Segunda técnica confirma correria e diz que menino estava “amarelado”
Outra técnica que estava no plantão, Nilda de Souza Evangelista, contou ter corrido à sala de medicação pediátrica ao ouvir Raiza gritar por Rocicleide. Ao chegar, viu Benício “amarelado” e sendo atendido por colegas. Nilda relatou que Raiza disse naquele momento que havia aplicado a adrenalina na veia “conforme aparecia na prescrição”.
Ela também afirmou que não viu Raiza pedir ajuda para confirmar a via ou o volume da dose antes de aplicar. Nilda relatou que já recebeu prescrição suspeita em outro dia e procurou o médico para correção, mas não se lembra se isso ocorreu com a médica Juliana.
Segundo ela, a médica Juliana Brasil estava na sala durante o atendimento, mas não recorda se a profissional chegou a realizar procedimentos diretos. Nilda ainda pontuou que o sistema eletrônico do hospital “às vezes apresenta instabilidade”, o que leva a equipe a registrar dados no papel durante falhas.
Caso Benício
Benício foi levado ao Hospital Santa Júlia com tosse seca e suspeita de laringite. Segundo a família, recebeu lavagem nasal, soro, xarope e três doses de 3 ml de adrenalina intravenosa, administradas a cada 30 minutos.
O pai relatou:
“Meu filho nunca tinha tomado adrenalina pela veia, só por nebulização. Perguntamos e a técnica disse que também nunca tinha aplicado desse jeito. Mas afirmou que estava na prescrição.”
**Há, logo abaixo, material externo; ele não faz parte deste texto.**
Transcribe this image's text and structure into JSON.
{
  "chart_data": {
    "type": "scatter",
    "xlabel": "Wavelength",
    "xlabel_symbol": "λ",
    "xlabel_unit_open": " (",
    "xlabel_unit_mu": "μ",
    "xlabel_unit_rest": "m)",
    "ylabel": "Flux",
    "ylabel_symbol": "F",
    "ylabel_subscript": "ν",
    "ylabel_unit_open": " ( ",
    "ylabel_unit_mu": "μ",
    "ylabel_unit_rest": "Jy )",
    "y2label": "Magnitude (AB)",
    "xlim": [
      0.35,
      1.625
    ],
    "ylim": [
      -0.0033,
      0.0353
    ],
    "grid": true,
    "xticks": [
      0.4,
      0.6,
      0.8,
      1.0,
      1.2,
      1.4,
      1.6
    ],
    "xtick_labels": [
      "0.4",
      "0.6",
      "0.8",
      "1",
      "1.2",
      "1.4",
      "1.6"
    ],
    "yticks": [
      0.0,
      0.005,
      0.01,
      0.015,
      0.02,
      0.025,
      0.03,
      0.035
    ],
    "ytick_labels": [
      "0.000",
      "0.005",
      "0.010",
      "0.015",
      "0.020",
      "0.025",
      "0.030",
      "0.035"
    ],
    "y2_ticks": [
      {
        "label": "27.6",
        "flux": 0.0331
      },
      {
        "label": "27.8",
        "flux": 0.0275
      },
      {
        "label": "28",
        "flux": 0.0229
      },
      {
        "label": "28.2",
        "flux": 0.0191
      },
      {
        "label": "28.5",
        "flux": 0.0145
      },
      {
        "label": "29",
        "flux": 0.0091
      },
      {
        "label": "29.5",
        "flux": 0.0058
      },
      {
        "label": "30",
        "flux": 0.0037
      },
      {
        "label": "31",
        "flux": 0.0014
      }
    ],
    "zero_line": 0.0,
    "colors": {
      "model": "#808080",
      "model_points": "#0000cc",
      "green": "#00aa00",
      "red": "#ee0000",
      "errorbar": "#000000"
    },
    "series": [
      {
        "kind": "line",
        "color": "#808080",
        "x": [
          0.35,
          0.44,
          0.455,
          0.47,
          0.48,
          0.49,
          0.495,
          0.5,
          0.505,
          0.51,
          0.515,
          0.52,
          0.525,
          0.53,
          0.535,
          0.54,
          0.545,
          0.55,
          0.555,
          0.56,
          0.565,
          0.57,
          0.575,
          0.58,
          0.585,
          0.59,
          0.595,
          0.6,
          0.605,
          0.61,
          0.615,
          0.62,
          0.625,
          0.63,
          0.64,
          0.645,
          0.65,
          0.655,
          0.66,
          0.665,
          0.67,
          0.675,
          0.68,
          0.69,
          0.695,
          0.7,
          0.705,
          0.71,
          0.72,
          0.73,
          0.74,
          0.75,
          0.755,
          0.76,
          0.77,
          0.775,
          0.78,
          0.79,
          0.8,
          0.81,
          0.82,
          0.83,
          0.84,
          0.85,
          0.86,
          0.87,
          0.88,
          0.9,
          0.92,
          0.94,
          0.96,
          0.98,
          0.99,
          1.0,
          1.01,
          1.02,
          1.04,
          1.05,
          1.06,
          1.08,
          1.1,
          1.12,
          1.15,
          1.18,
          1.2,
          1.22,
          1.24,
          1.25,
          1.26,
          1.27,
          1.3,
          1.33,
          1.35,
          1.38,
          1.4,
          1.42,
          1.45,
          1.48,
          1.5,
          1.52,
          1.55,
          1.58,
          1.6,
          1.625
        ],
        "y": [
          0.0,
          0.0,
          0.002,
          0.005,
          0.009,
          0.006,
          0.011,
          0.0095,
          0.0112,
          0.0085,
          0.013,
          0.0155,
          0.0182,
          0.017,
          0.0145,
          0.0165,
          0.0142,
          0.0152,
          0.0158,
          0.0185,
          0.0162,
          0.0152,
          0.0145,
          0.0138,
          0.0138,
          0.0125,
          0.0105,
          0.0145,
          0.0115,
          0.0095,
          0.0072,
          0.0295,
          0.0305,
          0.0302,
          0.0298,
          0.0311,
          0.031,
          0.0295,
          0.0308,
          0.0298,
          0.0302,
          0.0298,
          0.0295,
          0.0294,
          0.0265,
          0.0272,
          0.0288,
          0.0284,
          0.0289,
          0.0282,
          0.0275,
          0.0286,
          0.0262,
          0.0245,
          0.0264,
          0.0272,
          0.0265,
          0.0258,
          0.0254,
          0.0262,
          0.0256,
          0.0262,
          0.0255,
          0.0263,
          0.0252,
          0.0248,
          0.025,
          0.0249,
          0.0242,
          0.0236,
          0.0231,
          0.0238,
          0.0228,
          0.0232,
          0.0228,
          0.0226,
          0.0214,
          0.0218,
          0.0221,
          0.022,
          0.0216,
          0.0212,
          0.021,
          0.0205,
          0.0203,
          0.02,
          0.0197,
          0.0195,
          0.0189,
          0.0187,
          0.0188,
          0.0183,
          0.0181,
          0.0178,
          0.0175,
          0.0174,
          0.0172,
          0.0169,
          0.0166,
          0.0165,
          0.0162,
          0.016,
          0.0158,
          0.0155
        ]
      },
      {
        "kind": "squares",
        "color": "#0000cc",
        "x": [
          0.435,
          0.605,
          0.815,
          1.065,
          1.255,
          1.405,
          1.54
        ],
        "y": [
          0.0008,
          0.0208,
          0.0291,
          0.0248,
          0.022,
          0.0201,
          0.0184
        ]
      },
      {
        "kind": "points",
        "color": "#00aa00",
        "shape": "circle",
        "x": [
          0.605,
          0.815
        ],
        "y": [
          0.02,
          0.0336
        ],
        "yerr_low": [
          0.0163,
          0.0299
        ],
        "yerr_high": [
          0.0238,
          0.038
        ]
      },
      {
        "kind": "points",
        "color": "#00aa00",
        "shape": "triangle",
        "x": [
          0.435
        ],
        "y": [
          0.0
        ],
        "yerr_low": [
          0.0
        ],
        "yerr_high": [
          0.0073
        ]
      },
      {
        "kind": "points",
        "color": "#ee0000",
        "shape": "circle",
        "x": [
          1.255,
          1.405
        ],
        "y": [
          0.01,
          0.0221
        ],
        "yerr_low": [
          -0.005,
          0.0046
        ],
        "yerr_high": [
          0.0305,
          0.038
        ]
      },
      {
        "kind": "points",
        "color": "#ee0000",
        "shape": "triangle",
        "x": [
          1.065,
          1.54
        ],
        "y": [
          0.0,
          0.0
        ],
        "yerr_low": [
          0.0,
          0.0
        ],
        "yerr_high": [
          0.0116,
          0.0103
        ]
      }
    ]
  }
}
Após as aplicações, o menino piorou rapidamente, ficou pálido, com extremidades arroxeadas e disse que “o coração estava queimando”. A saturação caiu para cerca de 75%. Ele foi levado à sala vermelha, encaminhado para a UTI e sofreu seis paradas cardíacas, morrendo às 2h55 do dia 23 de novembro.
Investigação
O Conselho Regional de Medicina do Amazonas (CREMAM) instaurou processo ético sigiloso para investigar a conduta da médica. O hospital afastou tanto Juliana quanto Raiza.
O delegado Marcelo Martins conduz o caso como homicídio doloso qualificado, considerando possibilidade de crueldade. Ele chegou a solicitar a prisão preventiva da médica, que permanece em liberdade por habeas corpus.
Na quinta-feira (4), médica e técnica participaram de acareação na sede da Delegacia Especializada em Proteção à Criança e ao Adolescente (Depca).
O que diz a defesa da médica
A defesa de Juliana Brasil Santos afirma que ela reconheceu o erro “no calor do momento” e sustenta que uma falha no sistema automatizado do hospital teria alterado a via de administração registrada.
Os advogados apresentaram vídeo para demonstrar supostas instabilidades na plataforma e defendem que o problema contribuiu para o agravamento do quadro da criança.
Ao lado de seu advogado, Raiza reiterou a versão apresentada à polícia e afirmou que estava sozinha e sem apoio no momento da aplicação.
O Hospital Santa Júlia informou que não irá se manifestar.